As you suggested, the electron created in equation (1) won’t stick around, it is emitted into the environment, leaving us with a very reactive $\ce{He^2+}$ ion. Obviously, that is a strong oxidant as it wants to get reduced itself. The closest electron sources are $\ce{OH-}$ and $\ce{HTO}$, so we can consider a number of other reactions. However, it makes sense to organise it in a simple redox reaction. The reduced component is obviously going to be $\ce{He^2+}$ which only leaves $\ce{HTO}$ being the oxidised component — and since both hydrogen and tritium are in the $\mathrm{+I}$ oxidation state in $\ce{HTO}$, it must be oxygen which is oxidised to either peroxide or elemental oxygen. Indeed, peroxides are not stable and typically disproportionate into oxygen and water anyway, so we might as well just consider the formation of oxygen.

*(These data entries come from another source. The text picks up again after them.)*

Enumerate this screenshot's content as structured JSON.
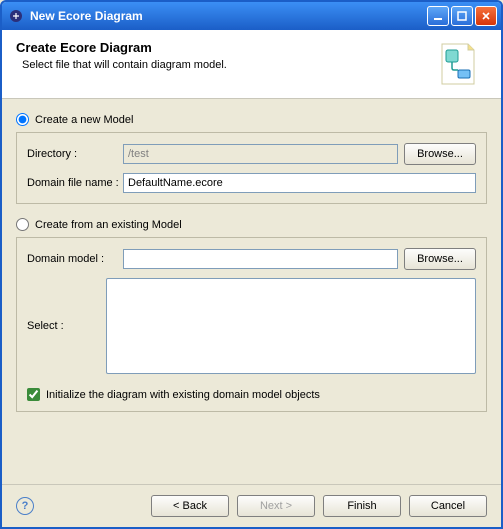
{
  "window": {
    "title": "New Ecore Diagram"
  },
  "header": {
    "title": "Create Ecore Diagram",
    "description": "Select file that will contain diagram model."
  },
  "options": {
    "create_new_label": "Create a new Model",
    "create_existing_label": "Create from an existing Model"
  },
  "new_model": {
    "directory_label": "Directory :",
    "directory_value": "/test",
    "domain_file_label": "Domain file name :",
    "domain_file_value": "DefaultName.ecore",
    "browse_label": "Browse..."
  },
  "existing_model": {
    "domain_model_label": "Domain model :",
    "domain_model_value": "",
    "browse_label": "Browse...",
    "select_label": "Select :",
    "initialize_label": "Initialize the diagram with existing domain model objects",
    "initialize_checked": true
  },
  "footer": {
    "back": "< Back",
    "next": "Next >",
    "finish": "Finish",
    "cancel": "Cancel"
  }
}
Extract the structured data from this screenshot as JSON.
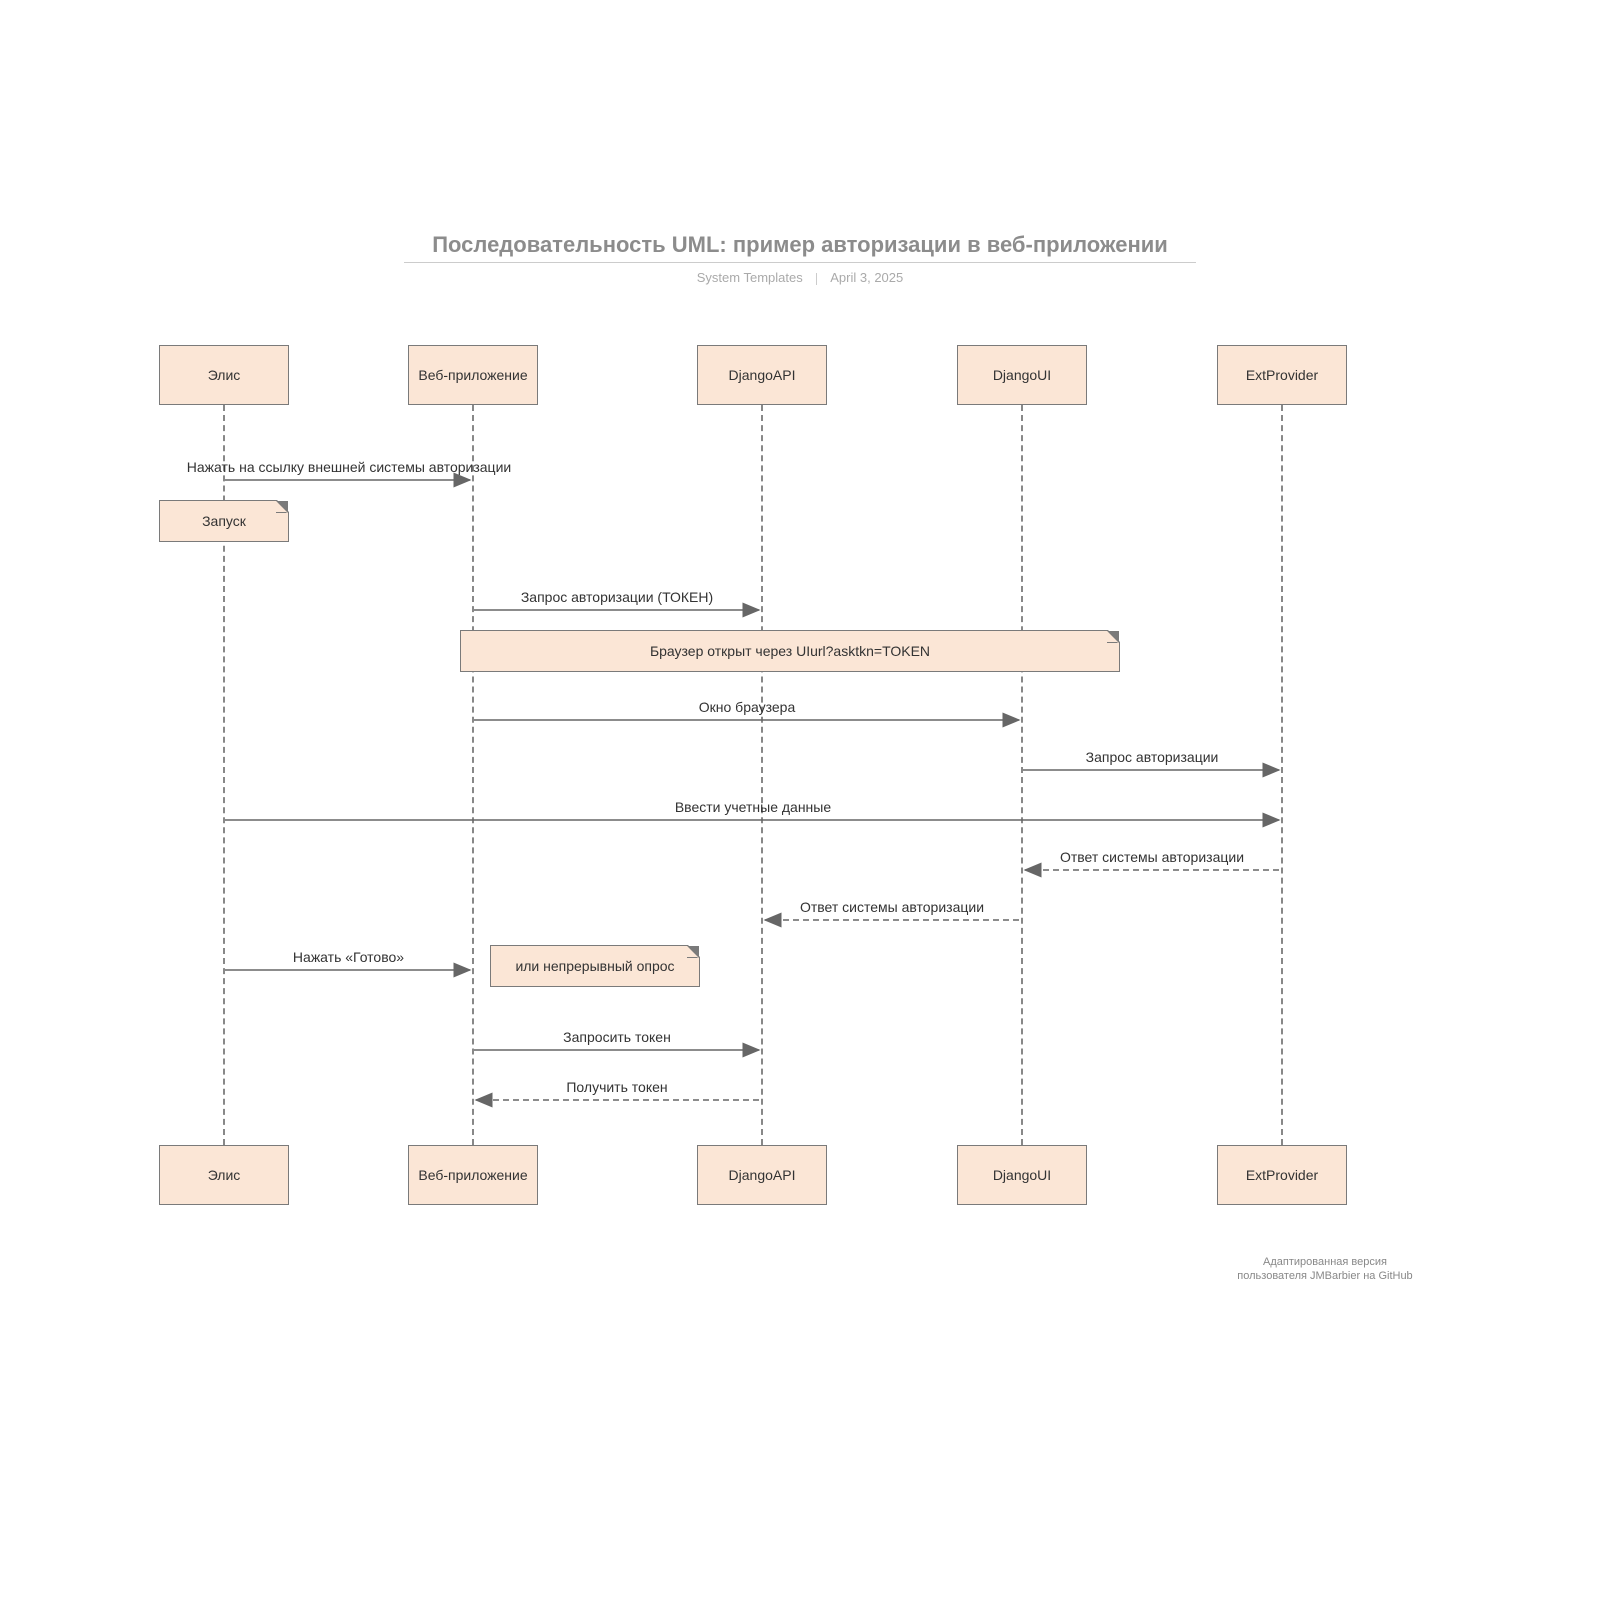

Here goes:

$$\textbf{Reduction:}\\ \begin{gather}\ce{He^2+ + 2 e- -> He^{\pm 0}}\tag{2}\end{gather}$$ $$\textbf{Oxidation:}\\ \begin{align}\ce{2HTO^{-II} &-> O2^{\pm0} + 4 e-}\tag{3.1}\\ \ce{2 HTO & -> O2 + 4 e- + 2 H+ + 2 T+}\tag{3.2}\end{align}$$ $$\textbf{Redox:}\\ \begin{gather}\ce{2 He^2+ + 2 HTO -> 2 He + O2 + 2 H+ + 2 T+}\tag{4}\end{gather}$$

Equation (3) and (4) would be similar if I had chosen to oxidise only to $\ce{H2O2}$ and then would have been followed by an equation (5) to show the disproportionation of hydrogen peroxide:

$$\ce{2 H2O2 -> O2 + 2 H2O}\tag{5}$$

In the end, you will arrive more or less at the same substances.

Note that to end up with hydrogen gas, you would have needed a reductive environment capable of reducing $\ce{H^{+I}}$ to $\ce{H2^{\pm0}}$ — not the case if you have a severly electron-desiring ion like $\ce{He^2+}$ around.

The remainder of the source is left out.